Los dilemas del analista II
En esta oportunidad nos valdremos del “síndrome de Procusto” para seguir explicando el ambiente de trabajo y las características en evolución de aquellas personas que han decidido dedicar su vida al estudio y la investigación con el propósito de asistir a los tomadores de decisión en sus procesos de evaluación.
Este fenómeno proviene de la mitología griega en donde se retrata a un personaje que habitaba en una colina, lugar en donde ofrecía hospedaje a los viajeros y mientras dormían en una cama preparada por el, los amordazaba, los ataba y posteriormente procedía a cortar las extremidades de las personas cuando están sobrepasaban las dimensiones de la cama o los descoyuntaba según fuera el caso.
Se dice que probablemente contaba con dos camas según fuera la estatura del huésped, al final el punto es que nadie podía ser capaz de encajar; ahora bien, para nuestros fines utilizaremos tanto la figura de Procusto y la del huésped para ejemplificar esas circunstancias que rodean habitualmente al analista.
Cuando Procusto es el analista.
Este tipo de analista es en definitiva prejuicioso, la cama en su caso representa cada uno de sus prejuicios y por lo general anticipa sin demora sus conclusiones respecto al fenómeno bajo estudio, limitando las posibilidades y reduciendo peligrosamente el calculo del riesgo en la toma de decisiones, lo cual terminara por afectar al cliente que solicita su asesoría.
Es, por lo tanto, pésimo para el trabajo en equipo, siempre busca cercenar las ideas que no encajan en el prejuicio y de ajustar o alargar las conclusiones, algo así como cuando se manipulan las estadísticas en procesos electorales en casi cualquier país del mundo, o como cuando se sustituye la exposición de argumentos por enormes esfuerzos de propaganda para el convencimiento del auditorio.
Recomiendo escuchar la brillante exposición del Profesor Carlos Rodríguez Braun respecto de los “estados vegetarianos y carnívoros” para entender un poco mejor este concepto; valga decir, que para tener éxito, este analista necesitara de un auditorio o líder previamente amputado o descoyuntado, intelectualmente por supuesto.
Cuando el huésped es el analista.
En este caso el dueño de la cama es el tomador de decisiones, por lo tanto, el es quien define el color y tamaño de los prejuicios; ¿que sucede con el analista en esta versión del problema?
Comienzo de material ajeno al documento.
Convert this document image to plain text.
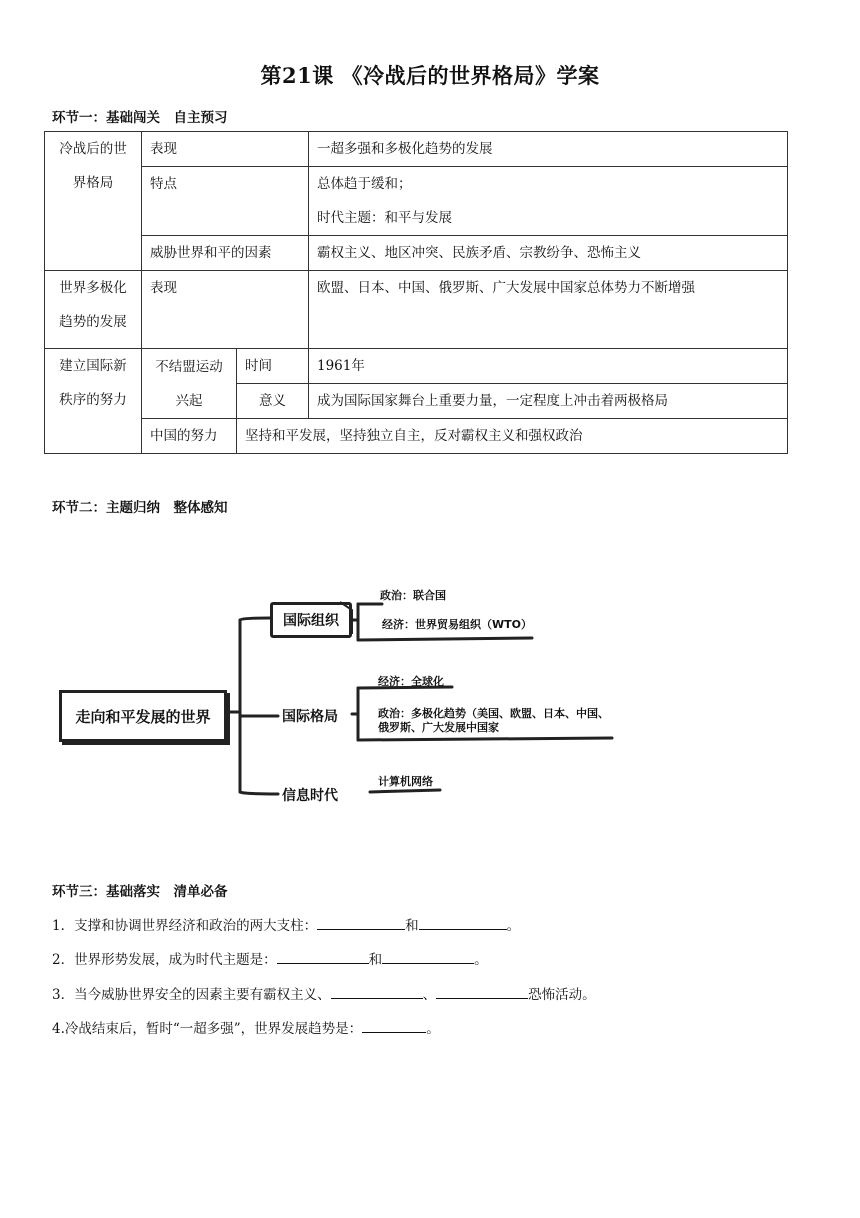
第21课 《冷战后的世界格局》学案
环节一：基础闯关　自主预习
冷战后的世界格局	表现		一超多强和多极化趋势的发展

	特点		总体趋于缓和；
时代主题：和平与发展

	威胁世界和平的因素		霸权主义、地区冲突、民族矛盾、宗教纷争、恐怖主义

世界多极化趋势的发展	表现		欧盟、日本、中国、俄罗斯、广大发展中国家总体势力不断增强

建立国际新秩序的努力	不结盟运动兴起	时间	1961年

		意义	成为国际国家舞台上重要力量，一定程度上冲击着两极格局

	中国的努力	坚持和平发展，坚持独立自主，反对霸权主义和强权政治	
环节二：主题归纳　整体感知
走向和平发展的世界
国际组织
政治：联合国
经济：世界贸易组织（WTO）
国际格局
经济：全球化
政治：多极化趋势（美国、欧盟、日本、中国、
俄罗斯、广大发展中国家
信息时代
计算机网络
环节三：基础落实　清单必备
1．支撑和协调世界经济和政治的两大支柱：	和	。
2．世界形势发展，成为时代主题是：	和	。
3．当今威胁世界安全的因素主要有霸权主义、	、	恐怖活动。
4.冷战结束后，暂时“一超多强”，世界发展趋势是：	。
Pues pueden ocurrir dos cosas, que sus aportes sean mas amplios o mas cortos que la cama de Procusto.
En el primer caso, podemos observar que los aportes del analista exceden en extension y calidad la comprensión del tomador de decisiones, un caso muy común, en donde las capacidades de analista superan al tomador de desiciones y terminan generando celos y temores infundados con la cauda de ver cercenados sus aportes para que finalmente encaje en la cama o conjuntos de preceptos y prejuicios del tomador de decisiones.
Para el segundo caso, se presenta un analista con posibilidades limitadas, quizás con menos recursos intelectuales y académicos o con menor experiencia, evidenciando con ello las brechas y limitaciones que habrá de presentar en cada uno de sus aportes, de tal manera que no llena los parámetros del tomador de decisiones, se queda corto.
¿Que hace Procusto con el? Descoyuntarlo para que una vez sus huesos sean separados logren llenar la cama y de la medida, metafóricamente hablando diríamos que es otra forma de ajustar los resultados a la fuerza, razón por la cual una vez se exponen y se rebaten es imposible sostenerlos debido a su inconsistencia, ¿por qué? Porque hay demasiadas brechas en el proceso de investigación.
Reflexión.
Cuando Procusto es el analista, es muy poco lo que se puede hacer, porque depende de una transformación completa de la forma de pensar del analista, debe desaprender para luego volver a aprender; cuando el huésped es el analista y nos enfocamos en las limitaciones o extensiones de su capacidad, deberíamos de recordar que esa es la naturaleza humana, en donde unos tienen mas y otros menos.
Quizás la reflexión en este caso sea mas para el tomador de decisiones; primero, no tenga temor de rodearse gente mas capaz que usted, Andrew Carnegie y Bill Gates concuerdan en que parte de su éxito consistió en rodearse gente mas capaz que ellos, usted es esa capacidad que no tiene muchas de las veces el analista, es líder y tomador de decisiones.
Por otro lado, no deseche tampoco al corto de ideas, póngalo a trabajar con alguien que exceda los requerimientos, no se trata de cortar piernas o descoyuntarlas, se trata de construir equipos de trabajo, se trata de sumar y ese es su trabajo.